Bacteria such as E. coli serve as indicators for fecal contamination in outdoor waterways and can lead to skin infections and gastrointestinal illness, especially if a swimmer accidentally swallows contaminated water.

Storm water runoff is often the culprit of rising rates of bacteria in water systems. Runoff from a rainstorm earlier this year caused levels of E. coli to spike in San Pedro Creek by more than 200 percent to 460 instances per 100 milliliters.

A Bedrock of Affordable Housing

$38,100 is 60 percent of San Antonio’s area median income and the cap for residents living at the Calcasieu Apartments, an affordable housing complex in a historic building downtown. The complex has 64 one-bedroom and efficiency units. After purchasing the Calcasieu in 2014, the Alamo Community Group (ACG), a nonprofit affordable housing organization, recently invested $1.85 million in building renovations.

Demand for affordable housing continues to grow in San Antonio.
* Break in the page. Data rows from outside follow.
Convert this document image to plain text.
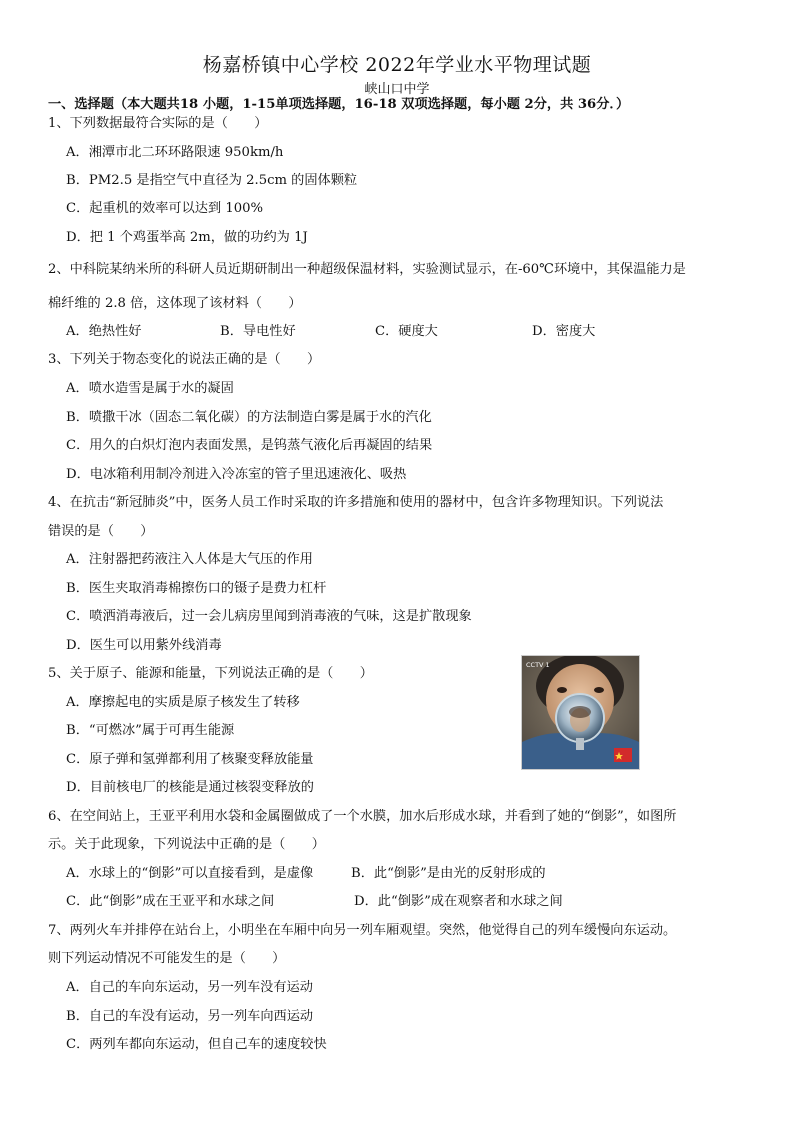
杨嘉桥镇中心学校 2022年学业水平物理试题
峡山口中学
一、选择题（本大题共18 小题，1-15单项选择题，16-18 双项选择题，每小题 2分，共 36分．）
1、下列数据最符合实际的是（　　）
A．湘潭市北二环环路限速 950km/h
B．PM2.5 是指空气中直径为 2.5cm 的固体颗粒
C．起重机的效率可以达到 100%
D．把 1 个鸡蛋举高 2m，做的功约为 1J
2、中科院某纳米所的科研人员近期研制出一种超级保温材料，实验测试显示，在-60℃环境中，其保温能力是
棉纤维的 2.8 倍，这体现了该材料（　　）
A．绝热性好	B．导电性好	C．硬度大	D．密度大
3、下列关于物态变化的说法正确的是（　　）
A．喷水造雪是属于水的凝固
B．喷撒干冰（固态二氧化碳）的方法制造白雾是属于水的汽化
C．用久的白炽灯泡内表面发黑，是钨蒸气液化后再凝固的结果
D．电冰箱利用制冷剂进入冷冻室的管子里迅速液化、吸热
4、在抗击“新冠肺炎”中，医务人员工作时采取的许多措施和使用的器材中，包含许多物理知识。下列说法
错误的是（　　）
A．注射器把药液注入人体是大气压的作用
B．医生夹取消毒棉擦伤口的镊子是费力杠杆
C．喷洒消毒液后，过一会儿病房里闻到消毒液的气味，这是扩散现象
D．医生可以用紫外线消毒
5、关于原子、能源和能量，下列说法正确的是（　　）
A．摩擦起电的实质是原子核发生了转移
B．“可燃冰”属于可再生能源
C．原子弹和氢弹都利用了核聚变释放能量
D．目前核电厂的核能是通过核裂变释放的
CCTV 1
6、在空间站上，王亚平利用水袋和金属圈做成了一个水膜，加水后形成水球，并看到了她的“倒影”，如图所
示。关于此现象，下列说法中正确的是（　　）
A．水球上的“倒影”可以直接看到，是虚像	B．此“倒影”是由光的反射形成的
C．此“倒影”成在王亚平和水球之间	D．此“倒影”成在观察者和水球之间
7、两列火车并排停在站台上，小明坐在车厢中向另一列车厢观望。突然，他觉得自己的列车缓慢向东运动。
则下列运动情况不可能发生的是（　　）
A．自己的车向东运动，另一列车没有运动
B．自己的车没有运动，另一列车向西运动
C．两列车都向东运动，但自己车的速度较快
ACG has an upcoming project in the pipeline, and is currently planning a 94-unit residential complex near the Pearl. Dubbed the Museum Reach Lofts, the complex will be the first affordable rental apartments for the general workforce to be developed in midtown.

The Calcasieu and the Robert E. Lee Apartments are the only two high-rise affordable housing developments located in the city’s center. The Calcasieu is one of 10 affordable housing developments in San Antonio in ACG’s portfolio.

Mild Job Growth

1 percent is how much jobs grew in San Antonio in July, according to a report released last week by the Federal Reserve Bank of Dallas. The report characterized that growth as “weak,” even as the unemployment rate declined.

San Antonio’s unemployment rate fell to 3.2 percent in July from 3.8 percent in December 2017. Overall, the San Antonio business-cycle index expanded at a 2.5 percent annualized rate in July, up from June’s 1.7 percent, though job growth remained mild and wages increased.

The Dallas Fed also reported that the share of homes sold that the median-income household could afford fell from 62 percent to 55.8 percent, a greater decline than the 4.5 percentage-point drop in the national average to 57.1 percent.

Emily Royall is the Rivard Report's former data director.